The panelists included:
Ambassador Cagatay Erciyes, Director General for Bilateral Political & Maritime -Aviation-Border Affairs, Member of the Negotiation Team for Maritime Boundary Delimitation, Ministry of Foreign Affairs, Republic of Turkey
Arnold Dupuy, Adjunct Professor, Bay Atlantic University
Paul Michael Wihbey, Executive Director, Institute for the Geopolitics of Energy & Strategic Resources
Paolo von Schirach, President, Global Policy Institute and Chair of Political Science and International Relations, Bay Atlantic University, moderated the event.
Turkey, Greek Cypriots, Turkish Cypriots, Israel, Lebanon, Egypt, Greece and Libya share the Eastern Mediterranean. Russia has a naval presence.

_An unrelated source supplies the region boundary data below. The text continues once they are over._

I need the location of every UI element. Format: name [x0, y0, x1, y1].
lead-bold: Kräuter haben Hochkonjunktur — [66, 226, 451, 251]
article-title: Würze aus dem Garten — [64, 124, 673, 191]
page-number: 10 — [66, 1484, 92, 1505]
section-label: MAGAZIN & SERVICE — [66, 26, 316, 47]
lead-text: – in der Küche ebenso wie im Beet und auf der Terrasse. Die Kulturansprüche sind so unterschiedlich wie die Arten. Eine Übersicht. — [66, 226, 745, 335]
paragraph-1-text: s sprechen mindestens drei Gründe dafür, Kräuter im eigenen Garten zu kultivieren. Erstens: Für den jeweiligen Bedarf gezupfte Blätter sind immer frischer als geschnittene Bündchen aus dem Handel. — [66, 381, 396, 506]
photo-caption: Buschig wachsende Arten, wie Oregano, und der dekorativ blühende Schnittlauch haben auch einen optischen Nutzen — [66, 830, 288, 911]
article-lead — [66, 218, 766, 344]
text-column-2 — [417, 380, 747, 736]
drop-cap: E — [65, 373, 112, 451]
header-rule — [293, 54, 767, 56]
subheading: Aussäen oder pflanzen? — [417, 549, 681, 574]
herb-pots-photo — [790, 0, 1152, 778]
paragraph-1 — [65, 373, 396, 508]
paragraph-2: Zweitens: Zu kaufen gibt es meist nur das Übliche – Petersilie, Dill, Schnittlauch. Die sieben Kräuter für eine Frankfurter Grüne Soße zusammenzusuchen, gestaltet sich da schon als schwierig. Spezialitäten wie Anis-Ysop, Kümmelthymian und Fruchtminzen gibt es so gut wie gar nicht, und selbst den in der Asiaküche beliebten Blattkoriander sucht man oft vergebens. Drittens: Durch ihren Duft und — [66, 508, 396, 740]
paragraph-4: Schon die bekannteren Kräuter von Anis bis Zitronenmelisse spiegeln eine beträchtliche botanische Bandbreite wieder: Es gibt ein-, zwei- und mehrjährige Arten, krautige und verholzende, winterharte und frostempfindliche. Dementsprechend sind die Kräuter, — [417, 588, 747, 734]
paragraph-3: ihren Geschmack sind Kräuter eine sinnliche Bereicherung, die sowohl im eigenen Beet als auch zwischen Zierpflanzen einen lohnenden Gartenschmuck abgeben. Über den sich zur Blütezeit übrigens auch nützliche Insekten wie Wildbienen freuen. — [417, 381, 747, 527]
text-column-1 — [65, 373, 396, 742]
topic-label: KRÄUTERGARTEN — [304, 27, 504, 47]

America, as the leader of the NATO Alliance, has enduring interests in preserving peace and stability in the region.
Ambassador Cagatay Erciyes, with the aid of several illustrative slides, explained how the potential for conflicts rests in part on lack of agreement on exclusive economic zones boundaries claimed by Greece and Turkey and by the discovery of considerable off shore energy resources, (mostly natural gas), near Cyprus, an island shared by Greek and Turkish Cypriots, whose final status has yet to be determined.
Both Arnold Dupuy and Paul Michael Wihbey argued that, as there are different interpretations of the applicable Law of the Sea held by different governments, the US, a key ally of both Turkey and Greece, should try to bring all the parties together with the goal of reaching mutually agreeable compromises. All the panelists agreed that compromises are possible. They further agreed that strong US leadership could make a real difference.